Além disso, apoiados na candidatura do Professor Rafinha e Vivi, o PSOL colocou na arena eleitoral um conjunto de novos ativistas do feminismo, da negritude, da cultura, LGBTs, da educação, dos territórios e etc. Agora, é uma tarefa do conjunto do partido, a partir da nossa direção, transformar essa iniciativa eleitoral em força política na sociedade, atuando para que esse ativismo siga empenhado nas lutas da cidade e contra a extrema-direita.
6. A hora de dobrarmos a aposta!
A elite política de São Caetano deu uma evidente guinada a extrema-direita com a eleição de Tite, por outro lado, como apontamos, o PSOL saiu melhor localizado em São Caetano.

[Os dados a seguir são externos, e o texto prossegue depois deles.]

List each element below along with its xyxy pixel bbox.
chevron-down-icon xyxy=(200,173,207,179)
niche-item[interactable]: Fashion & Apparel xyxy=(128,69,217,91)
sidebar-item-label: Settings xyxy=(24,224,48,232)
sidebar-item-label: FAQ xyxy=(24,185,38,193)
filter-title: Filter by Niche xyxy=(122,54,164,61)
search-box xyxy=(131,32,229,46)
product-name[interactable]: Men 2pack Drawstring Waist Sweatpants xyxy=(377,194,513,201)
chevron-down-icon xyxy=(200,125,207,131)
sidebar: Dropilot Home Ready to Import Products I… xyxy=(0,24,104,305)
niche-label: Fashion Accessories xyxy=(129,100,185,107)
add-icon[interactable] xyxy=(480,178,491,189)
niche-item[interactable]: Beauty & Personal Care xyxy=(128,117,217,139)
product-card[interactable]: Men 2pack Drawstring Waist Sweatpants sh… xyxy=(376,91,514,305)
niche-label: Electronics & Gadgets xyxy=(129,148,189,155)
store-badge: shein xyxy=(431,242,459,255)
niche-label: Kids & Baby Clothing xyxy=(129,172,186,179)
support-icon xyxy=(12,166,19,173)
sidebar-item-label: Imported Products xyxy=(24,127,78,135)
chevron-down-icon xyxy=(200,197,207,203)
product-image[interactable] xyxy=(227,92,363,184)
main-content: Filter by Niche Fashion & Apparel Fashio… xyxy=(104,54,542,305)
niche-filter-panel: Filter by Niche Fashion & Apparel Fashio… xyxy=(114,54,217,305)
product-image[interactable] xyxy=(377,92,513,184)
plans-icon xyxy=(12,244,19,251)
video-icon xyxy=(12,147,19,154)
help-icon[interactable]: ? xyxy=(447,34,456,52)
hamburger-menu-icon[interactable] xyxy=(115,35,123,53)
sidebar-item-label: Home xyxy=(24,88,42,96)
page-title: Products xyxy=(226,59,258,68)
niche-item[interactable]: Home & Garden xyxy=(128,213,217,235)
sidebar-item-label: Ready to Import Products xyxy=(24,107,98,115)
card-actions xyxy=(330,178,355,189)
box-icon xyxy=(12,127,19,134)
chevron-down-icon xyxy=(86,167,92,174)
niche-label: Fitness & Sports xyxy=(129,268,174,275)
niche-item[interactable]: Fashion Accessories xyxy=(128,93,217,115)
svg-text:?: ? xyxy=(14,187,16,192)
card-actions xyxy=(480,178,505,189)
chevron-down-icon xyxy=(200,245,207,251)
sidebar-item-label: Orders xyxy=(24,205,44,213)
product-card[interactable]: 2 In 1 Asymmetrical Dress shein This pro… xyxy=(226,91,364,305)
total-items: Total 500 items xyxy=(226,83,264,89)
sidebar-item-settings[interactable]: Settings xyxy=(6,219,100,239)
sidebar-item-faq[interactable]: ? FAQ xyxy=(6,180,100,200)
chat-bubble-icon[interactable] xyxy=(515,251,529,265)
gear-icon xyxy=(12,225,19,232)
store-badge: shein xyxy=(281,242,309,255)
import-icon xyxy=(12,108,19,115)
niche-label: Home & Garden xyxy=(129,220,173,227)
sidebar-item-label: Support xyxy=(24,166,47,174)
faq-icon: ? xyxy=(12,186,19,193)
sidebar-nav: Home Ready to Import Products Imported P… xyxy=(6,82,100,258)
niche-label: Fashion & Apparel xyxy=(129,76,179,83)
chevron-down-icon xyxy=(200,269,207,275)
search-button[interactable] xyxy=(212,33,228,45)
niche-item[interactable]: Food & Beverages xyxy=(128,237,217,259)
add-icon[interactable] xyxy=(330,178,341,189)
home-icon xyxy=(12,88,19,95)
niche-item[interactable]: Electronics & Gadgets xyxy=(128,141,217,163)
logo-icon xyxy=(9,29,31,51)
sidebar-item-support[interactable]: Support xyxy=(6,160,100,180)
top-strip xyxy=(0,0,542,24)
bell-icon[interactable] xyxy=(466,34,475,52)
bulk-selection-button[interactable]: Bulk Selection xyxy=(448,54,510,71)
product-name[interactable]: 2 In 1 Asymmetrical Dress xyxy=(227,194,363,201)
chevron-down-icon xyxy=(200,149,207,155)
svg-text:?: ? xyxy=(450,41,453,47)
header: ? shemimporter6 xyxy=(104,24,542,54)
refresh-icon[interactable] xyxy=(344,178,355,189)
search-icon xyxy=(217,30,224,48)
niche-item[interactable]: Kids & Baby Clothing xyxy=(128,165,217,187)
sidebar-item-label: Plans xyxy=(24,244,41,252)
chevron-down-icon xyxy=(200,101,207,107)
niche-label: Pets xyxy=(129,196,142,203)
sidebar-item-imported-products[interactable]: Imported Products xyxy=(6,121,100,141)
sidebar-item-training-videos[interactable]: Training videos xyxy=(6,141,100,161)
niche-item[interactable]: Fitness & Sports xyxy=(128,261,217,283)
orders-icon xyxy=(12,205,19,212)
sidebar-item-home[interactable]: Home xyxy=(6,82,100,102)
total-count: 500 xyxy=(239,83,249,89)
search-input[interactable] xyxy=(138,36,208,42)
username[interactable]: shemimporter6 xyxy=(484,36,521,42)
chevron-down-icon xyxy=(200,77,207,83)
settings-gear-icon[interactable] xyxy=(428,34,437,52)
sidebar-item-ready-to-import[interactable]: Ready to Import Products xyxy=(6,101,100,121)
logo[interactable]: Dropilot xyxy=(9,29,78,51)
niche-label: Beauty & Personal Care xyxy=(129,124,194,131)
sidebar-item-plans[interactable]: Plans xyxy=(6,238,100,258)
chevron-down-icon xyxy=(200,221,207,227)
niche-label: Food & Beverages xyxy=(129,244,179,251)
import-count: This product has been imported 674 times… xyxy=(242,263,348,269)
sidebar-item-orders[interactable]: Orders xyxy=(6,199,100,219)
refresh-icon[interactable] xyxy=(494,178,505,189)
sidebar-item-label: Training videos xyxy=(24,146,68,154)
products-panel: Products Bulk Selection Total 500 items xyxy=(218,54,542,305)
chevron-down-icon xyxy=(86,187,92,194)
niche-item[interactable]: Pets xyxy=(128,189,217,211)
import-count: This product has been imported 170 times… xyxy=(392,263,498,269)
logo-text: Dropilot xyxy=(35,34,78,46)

Por isso, precisamos dobrar a aposta e preparar o conjunto da militância e fo ativismo para a luta política que será enfrentar o governo Tite. Por isso, é preciso transformarmos nossa força eleitoral de crescimento do PSOL na cidade em força orgânica de mobilização social e de trabalho de base. Neste sentido, teremos uma porta voz na Câmara fortalecida para defender nossas ideias e apresentar uma alternativa de poder para a cidade e que já deram o exemplo nas duas batalhas pós eleitoral:
- a luta em defesa do Alcina/contra a lgbtqiafobia da extrema-direita com mobilizações na Câmara
- A luta em defesa dos camelos da Estação, que estão sendo expulsos pela Prefeitura com seu projeto de privatização do espaco. Luta que ja se corporificou em um abaixo-assinado com centenas de assinaturas e uma relação de confiança com a categoria.
São dois exemplos que mostram como é possível construir uma síntese, ainda incompleta e incial evidentemente, de uma esquerda de massas e que, ao mesmo tempo, defenda as lutas por direitos dos setores oprimidos e também a luta em defesa dos trabalhadores explorados pelo capital. É nisso que seguimos apostando, na organização da nossa classe por um novo mundo, um mundo socialista.